Agree on both points.


> 
> On Friday 16 August 2002 23:53, Jack Steiner wrote:
> > > things and get rid of some concepts. In my opinion we need only
> > > the following concepts inside DISCONTIGMEM:
> > >  - node IDs (AKA compact node IDs or logical nodes).
> > >  - physical node IDs
> > >  - clumps (I'd prefer the name memory BANKS here, as a clump suggests
> > >  something to be contiguous, without holes (German: Klumpen)).
> > >
> > > In the initialisation phase we need:
> > >  - memory blocks (AKA chunks?) (contiguous pieces of memory on one
> > >  node, provided by ACPI, only used for setup. No size or alignment
> > >  expected. Needed later for paddr_to_nid() but that's all.)
> > >  - proximity domains (only ACPI NUMA setup, invisible to the rest of
> > >  the DISCONTIG code).
> 
> > > Therefore a node would have several memory banks which are not
> > > necessarily adjacent in the physical memory space. There can be gaps
> > > or banks from other nodes interleaved. In the mem_map array there is
> > > space reserved for page struct entries of ALL pages of one bank,
> > > existent or not.

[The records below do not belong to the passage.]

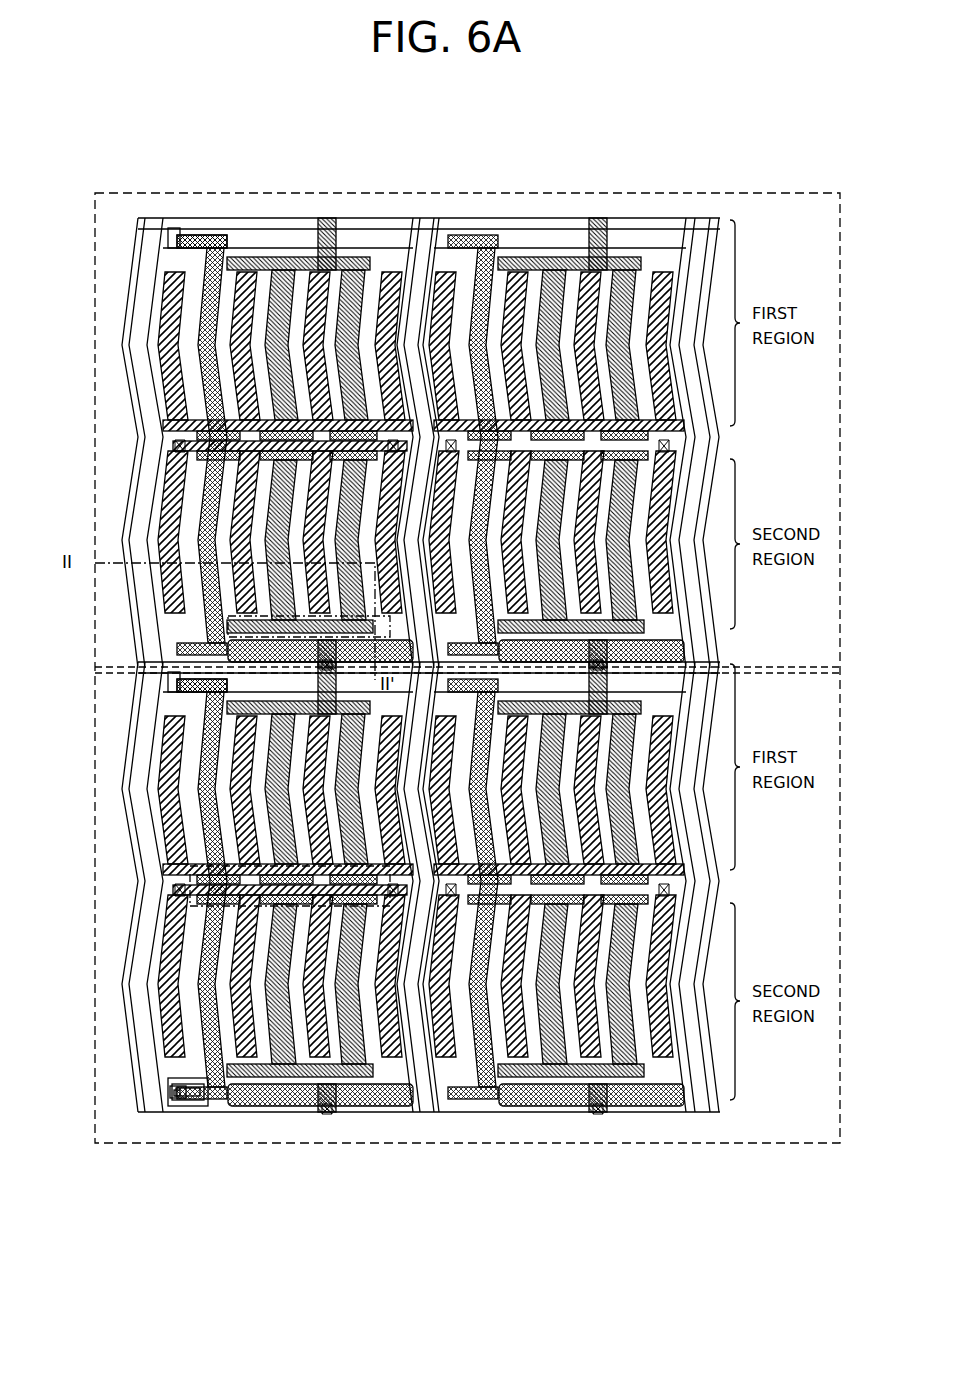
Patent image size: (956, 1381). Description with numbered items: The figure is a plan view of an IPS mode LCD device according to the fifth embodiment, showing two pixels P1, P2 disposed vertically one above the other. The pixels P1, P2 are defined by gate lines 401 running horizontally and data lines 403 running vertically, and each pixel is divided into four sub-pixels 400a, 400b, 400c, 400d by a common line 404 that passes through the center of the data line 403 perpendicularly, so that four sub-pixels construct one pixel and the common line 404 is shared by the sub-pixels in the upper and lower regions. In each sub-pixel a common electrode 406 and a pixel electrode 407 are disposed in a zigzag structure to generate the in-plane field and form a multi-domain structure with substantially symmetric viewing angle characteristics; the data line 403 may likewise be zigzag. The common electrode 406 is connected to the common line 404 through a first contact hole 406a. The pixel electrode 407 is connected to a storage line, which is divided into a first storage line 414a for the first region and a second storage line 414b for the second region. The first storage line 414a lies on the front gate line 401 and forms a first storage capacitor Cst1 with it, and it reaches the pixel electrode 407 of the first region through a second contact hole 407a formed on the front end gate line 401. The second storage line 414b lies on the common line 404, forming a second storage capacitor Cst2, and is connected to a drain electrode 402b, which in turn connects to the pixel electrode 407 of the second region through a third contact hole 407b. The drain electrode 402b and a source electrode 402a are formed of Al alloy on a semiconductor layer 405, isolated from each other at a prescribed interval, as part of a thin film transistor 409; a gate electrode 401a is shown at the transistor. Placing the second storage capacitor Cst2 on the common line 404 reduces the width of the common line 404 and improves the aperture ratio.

The gate line 401 is at (140, 226).
The gate electrode 401a is at (180, 1082).
The source electrode 402a is at (185, 1097).
The drain electrode 402b is at (198, 1106).
The data line 403 is at (135, 990).
The common line 404 is at (133, 438).
The semiconductor layer 405 is at (182, 1108).
The common electrode 406 is at (255, 282).
The first contact hole 406a is at (180, 890).
The pixel electrode 407 is at (296, 250).
The second contact hole 407a is at (216, 262).
The third contact hole 407b is at (215, 713).
The thin film transistor 409 is at (175, 1105).
The sub-pixel 400a is at (363, 1116).
The sub-pixel 400b is at (363, 214).
The sub-pixel 400c is at (568, 214).
The sub-pixel 400d is at (595, 1116).
The first storage line 414a is at (680, 654).
The second storage line 414b is at (680, 900).
The first storage capacitor Cst1 is at (245, 617).
The second storage capacitor Cst2 is at (205, 868).
The pixel P1 is at (393, 427).
The pixel P2 is at (135, 673).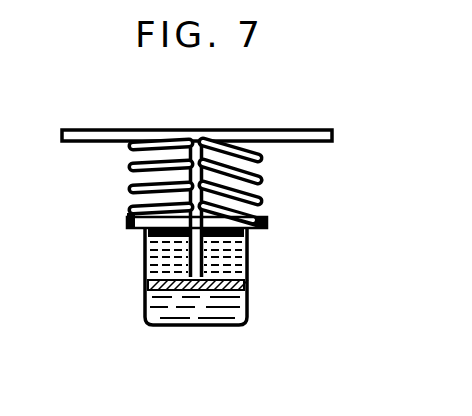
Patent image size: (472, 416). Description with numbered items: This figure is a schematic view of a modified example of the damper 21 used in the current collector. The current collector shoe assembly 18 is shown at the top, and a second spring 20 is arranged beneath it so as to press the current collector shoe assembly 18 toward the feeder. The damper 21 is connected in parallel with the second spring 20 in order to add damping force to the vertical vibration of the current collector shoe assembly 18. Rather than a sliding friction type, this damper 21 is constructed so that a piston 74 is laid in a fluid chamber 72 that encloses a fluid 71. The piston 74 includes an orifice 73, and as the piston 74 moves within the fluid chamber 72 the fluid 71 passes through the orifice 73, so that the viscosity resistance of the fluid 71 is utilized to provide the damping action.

The current collector shoe assembly 18 is at (320, 130).
The second spring 20 is at (257, 202).
The fluid 71 is at (245, 242).
The damper 21 is at (134, 265).
The fluid chamber 72 is at (247, 262).
The orifice 73 is at (165, 292).
The piston 74 is at (188, 292).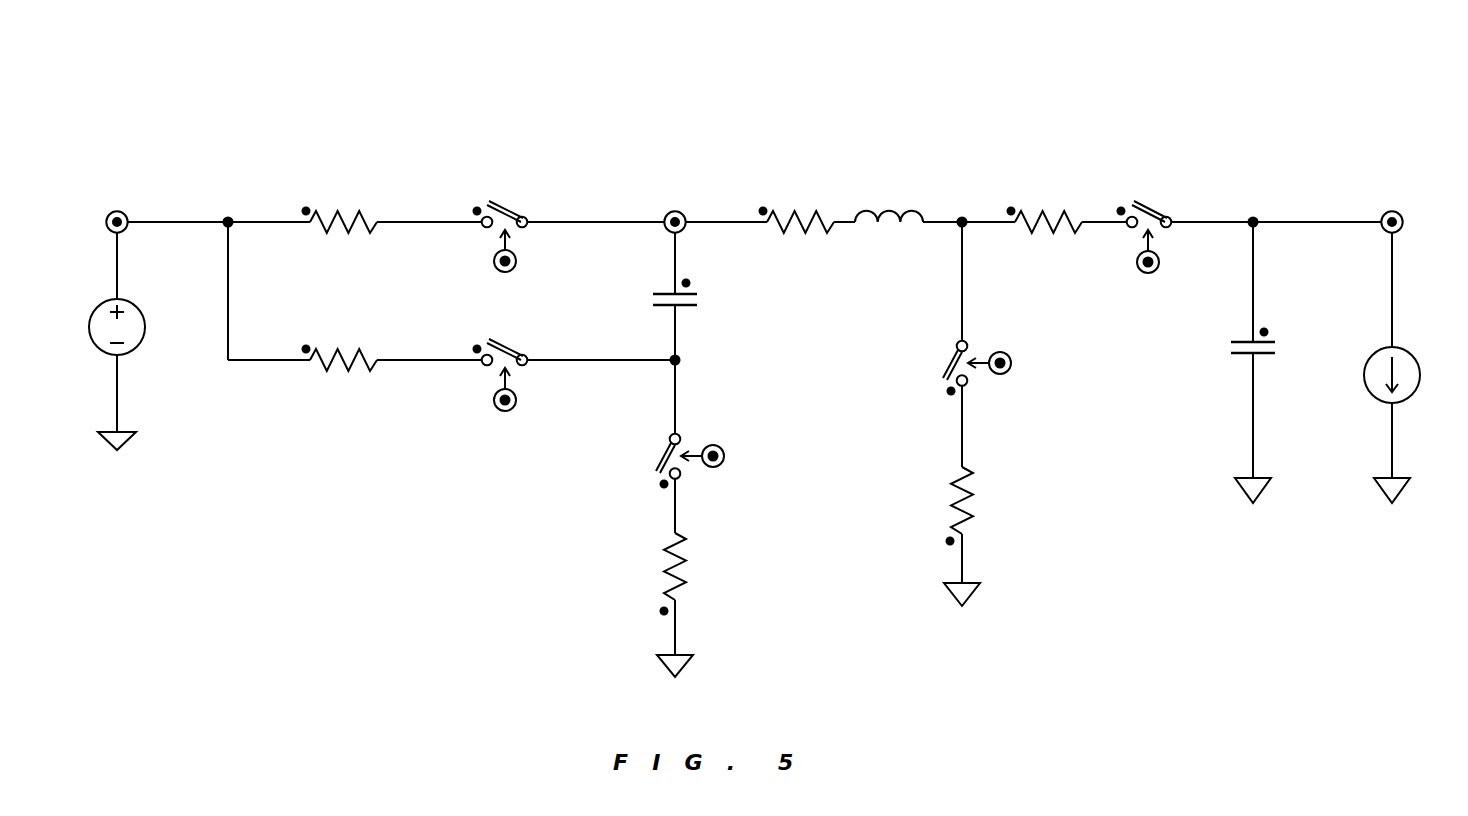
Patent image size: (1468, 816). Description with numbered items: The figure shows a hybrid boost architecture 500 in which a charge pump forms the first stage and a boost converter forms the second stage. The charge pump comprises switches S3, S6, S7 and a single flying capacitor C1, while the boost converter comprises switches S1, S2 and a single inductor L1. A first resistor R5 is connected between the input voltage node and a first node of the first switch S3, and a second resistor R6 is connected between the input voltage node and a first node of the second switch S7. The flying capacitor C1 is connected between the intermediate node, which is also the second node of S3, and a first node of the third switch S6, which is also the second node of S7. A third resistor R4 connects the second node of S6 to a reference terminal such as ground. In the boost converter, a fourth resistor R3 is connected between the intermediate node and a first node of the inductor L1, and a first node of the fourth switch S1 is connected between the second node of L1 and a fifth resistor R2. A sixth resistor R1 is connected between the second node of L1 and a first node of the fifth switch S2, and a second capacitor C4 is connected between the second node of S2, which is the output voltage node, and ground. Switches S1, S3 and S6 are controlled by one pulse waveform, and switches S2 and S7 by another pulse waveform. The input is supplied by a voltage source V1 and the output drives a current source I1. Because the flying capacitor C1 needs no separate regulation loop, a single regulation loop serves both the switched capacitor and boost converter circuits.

The boost architecture 500 is at (278, 87).
The input voltage source V1 is at (130, 327).
The load current source I1 is at (1405, 375).
The sixth resistor R1 is at (1045, 208).
The fifth resistor R2 is at (946, 506).
The fourth resistor R3 is at (797, 208).
The third resistor R4 is at (660, 574).
The first resistor R5 is at (340, 208).
The second resistor R6 is at (340, 347).
The inductor L1 is at (889, 202).
The flying capacitor C1 is at (688, 304).
The second capacitor C4 is at (1268, 351).
The fourth switch S1 is at (964, 360).
The fifth switch S2 is at (1151, 226).
The first switch S3 is at (506, 226).
The third switch S6 is at (677, 453).
The second switch S7 is at (507, 364).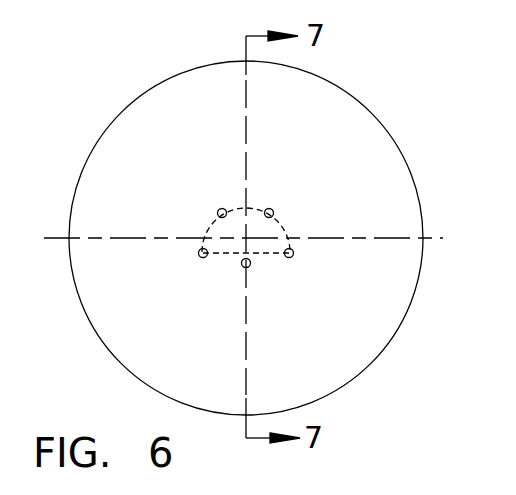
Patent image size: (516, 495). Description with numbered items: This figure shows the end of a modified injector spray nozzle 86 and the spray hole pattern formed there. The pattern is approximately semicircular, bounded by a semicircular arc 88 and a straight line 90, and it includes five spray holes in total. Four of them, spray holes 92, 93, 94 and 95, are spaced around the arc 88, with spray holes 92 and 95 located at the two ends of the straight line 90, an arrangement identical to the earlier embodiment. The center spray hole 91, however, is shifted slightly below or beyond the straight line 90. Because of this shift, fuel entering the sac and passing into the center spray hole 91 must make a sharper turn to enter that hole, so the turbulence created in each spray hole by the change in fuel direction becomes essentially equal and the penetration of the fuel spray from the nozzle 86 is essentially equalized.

The spray nozzle 86 is at (369, 108).
The semicircular arc 88 is at (284, 224).
The straight line 90 is at (224, 255).
The center spray hole 91 is at (250, 266).
The spray hole 92 is at (293, 253).
The spray hole 93 is at (273, 210).
The spray hole 94 is at (219, 210).
The spray hole 95 is at (199, 254).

Memory holes between banks don't build holes in the
> > > mem_map array.
> >
> > If the mem_map has entries for pages that dont exist, how do you handle
> > code that scans the mem_map array. How does code recognize  & skip pages
> > associated with missing memory?? For examples, see show_mem()
> > & get_discontig_info(). (Maybe I misunderstood your proposal here).
> 
> Sorry, I didn't mean to change anything related to mem_map. I just
> described the current state wrongly. From the following piece of code
> in discontig_paging_init() I thought that for each clump we will have
> PLAT_CLUMPSIZE/PAGE_SIZE struct page entries in the mem_map array. I
> missed the readjustment of npages below...
> 
> 
> 	mycnodeid =  boot_get_local_cnodeid();
> 	for (cnodeid = 0; cnodeid < numnodes; cnodeid++) {
> 		page = NODE_DATA(cnodeid)->node_mem_map;
> 		bdp = BOOT_NODE_DATA(cnodeid)->bdata;
> 		while (bdp->node_low_pfn) {
> 			kaddr = (unsigned long)__va(bdp->node_boot_start);
> 			ekaddr = (unsigned long)__va(bdp->node_low_pfn << PAGE_SHIFT);
> 			while (kaddr < ekaddr) {
> 				node_data[mycnodeid]->clump_mem_map_base[PLAT_CLUMP_MEM_MAP_INDEX(kaddr)] = page;
> 				npages = PLAT_CLUMPSIZE/PAGE_SIZE;
> 				if (kaddr + (npages<<PAGE_SHIFT) > ekaddr)
> 					npages = (ekaddr - kaddr) >> PAGE_SHIFT;
> 				for (i = 0; i < npages; i++, page++, kaddr += PAGE_SIZE)
> 					page->virtual = (void*)kaddr;
> 			}
> 			bdp++;
> 		}
> 	}
> 
> Which means: for each memory block we get from the ACPI SRAT table we
> will have struct pages reserved. Not more. Hotpluggable (non-existent?)
> memory should appear here, too, I guess. But that should not harm.
> 
> 
> 
> > On the SGI platform, "physical node number" has a very precise definition.
> > This is not true on all architectures. On SGI, the physical number is bits
> > [48:38] of the physical address. In addition, a system can run with a
> > sparse set of physical node numbers. For example, a 3 node system could
> > have physical node 512, 800 & 2012.
> 
> It's somewhat similar on the NEC Azusa/Asama, where one can get the
> physical node number from the SAPIC_ID of the CPUs.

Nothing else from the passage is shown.